Dopants and defects in proton-conducting perovskites
- Authors: Giannici, F; Longo, A; Balerna, A; Kreuer, KD; Martorana, A
- Publication year: 2008
- Type: Proceedings (TIPOLOGIA NON ATTIVA)
- OA Link: http://hdl.handle.net/10447/83865
Many doped perovskites show high proton conductivity at intermediate to high temperatures (500- 900 °C), which has opened possibilities for many prospected applications in energy conversion (fuel cells), and electrochemical devices. In a doped perovskite, e.g. BaCe1-xYxO3-y, oxygen vacancies are created by charge compensation, and can eventually react with air moisture to form structural protonic defects. The sluggish nature of the proton, which is practically invisible to most structural analyses, and poses enormous problems to quantum chemistry, has surely contributed to slow down the progress in the understanding of these materials: in fact, the conduction dynamics and its interplay with structure are still matter of debate.
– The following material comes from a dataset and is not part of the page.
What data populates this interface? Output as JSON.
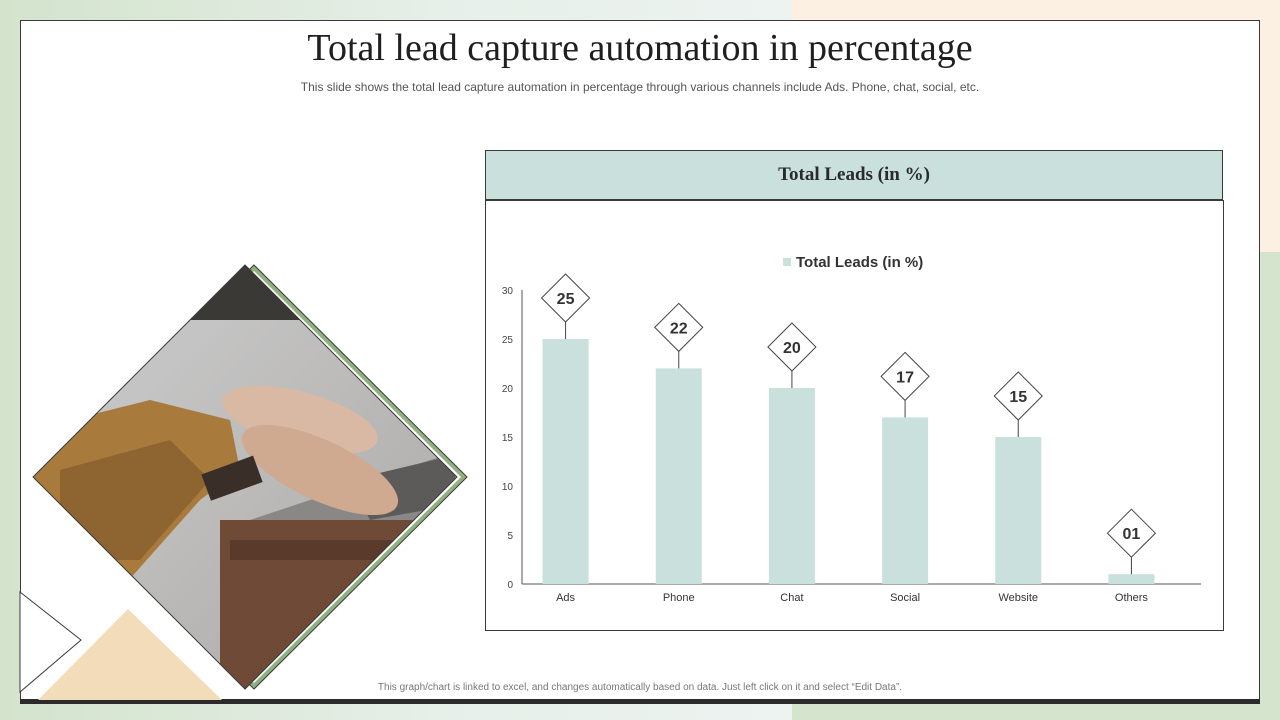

The kind of trivalent dopant and its size, and the doping level, have all been found to critically influence the conductivity: to date, however, no comprehensive model was developed, and no clear explanations exist between the chemical and dynamical properties. Here we present results collected in several EXAFS experiments on doped BaCeO3 and BaZrO3 spanning three years, on the Ba site, Ce site, and the dopant (yttrium, gadolinium, indium: the ionic sizes of these are respectively equal, larger and smaller than Ce4+) site. The local structures up to about 6 Å around each site are solved with state-of-the-art techniques employing both the GNXAS and FEFF approaches, revealing unique features and demonstrating that in this case the conventional diffraction techniques are not suited to unravel the complexity of doped crystals. In particular, the attention will be drawn on the local deviations from Vegard’s law, the local expansion/contraction as a function of hydration degree, the interplay between dopant and defects, and the chemical compatibility (Pearson absolute hardness) instead of ionic size matching. The EXAFS results are correlated with complementary information about the dynamics of protons and other defects (IR and neutron vibrational spectroscopy, QENS, ionic and electronic conductivity measurements).